陽だまりの林檎姫
「あの、すみませんでした。」

「何に対してだ。」

とりあえずこの空気を何とかしようと謝罪した言葉に容赦ない追及がされる。

どうしよう。

心当たりがあり過ぎて何に対してと説明すればいいのか栢木には全く分からなかった。

北都の眉間のしわは更に深くなって余計に追い打ちをかけてくる。

「心当たりがあり過ぎて…分かりません。」

正直に胸の内を明かすと北都は目を細めた。

何という威圧だろうか、栢木は身を固くして手元に視線を落とす。

拳に力を込めて八方塞がりなこの状況をどうすればいいか必死で考えようとした。

「何故追いかけてきた。」

意外にも最初に口を開いたのは北都の方だ。

「え?」

「すぐに戻るから待機していろと伝えた筈だぞ。

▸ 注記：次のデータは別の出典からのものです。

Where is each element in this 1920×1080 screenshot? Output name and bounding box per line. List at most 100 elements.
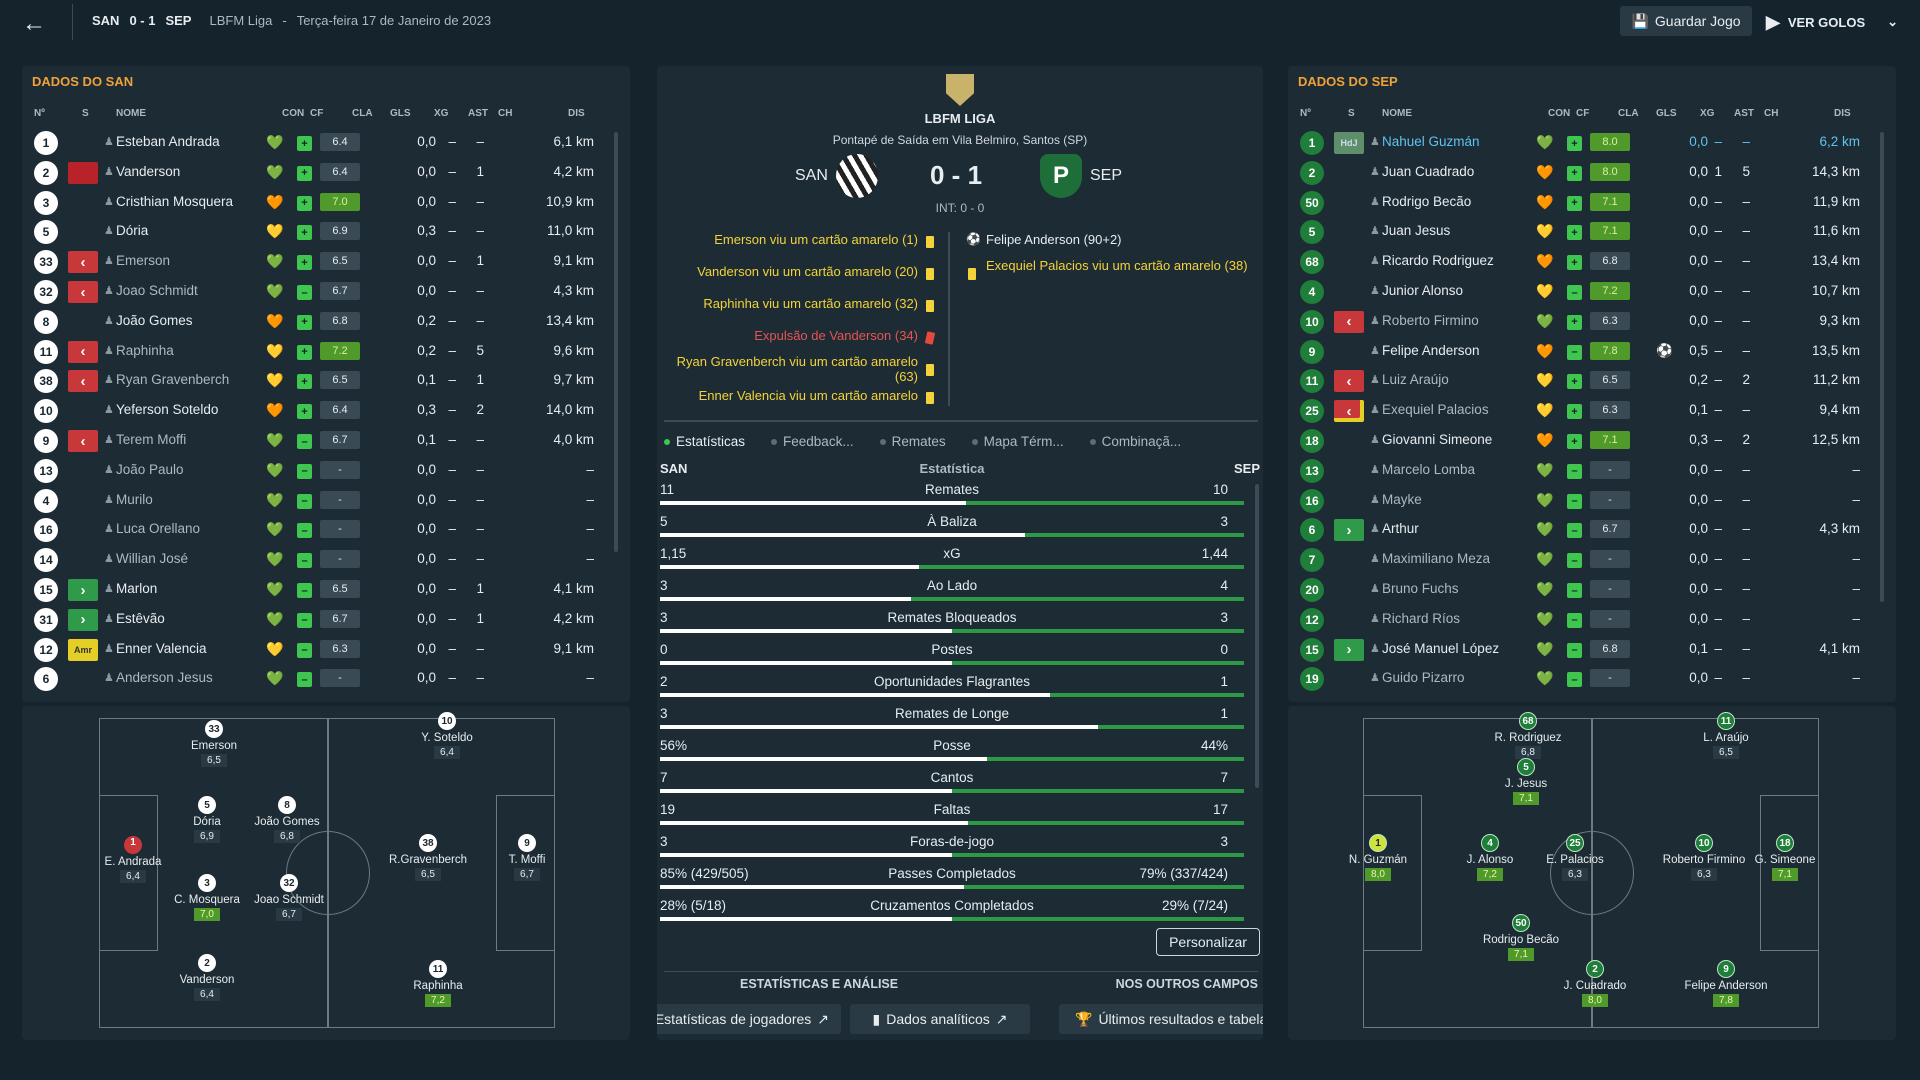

」

その言葉に栢木は目を見開いて口を開ける。

おかしい、自分が聞いていたものと話が違うではないか。

「外出を口止めされていたのでは?」

「口止め?」

北都の反応を見てもそれが間違いであったのだと分かる。

何がどうしてこうなったのだ。

人から人へと伝え聞く間に捉え方が変わってしまったのだろう、身に覚えがあることだが文句を言いたくなった。

それと同時に張りつめていた心が解放されて安堵に包まれる。

良かった、自分にだけ知らせないようにしていた訳ではなかった。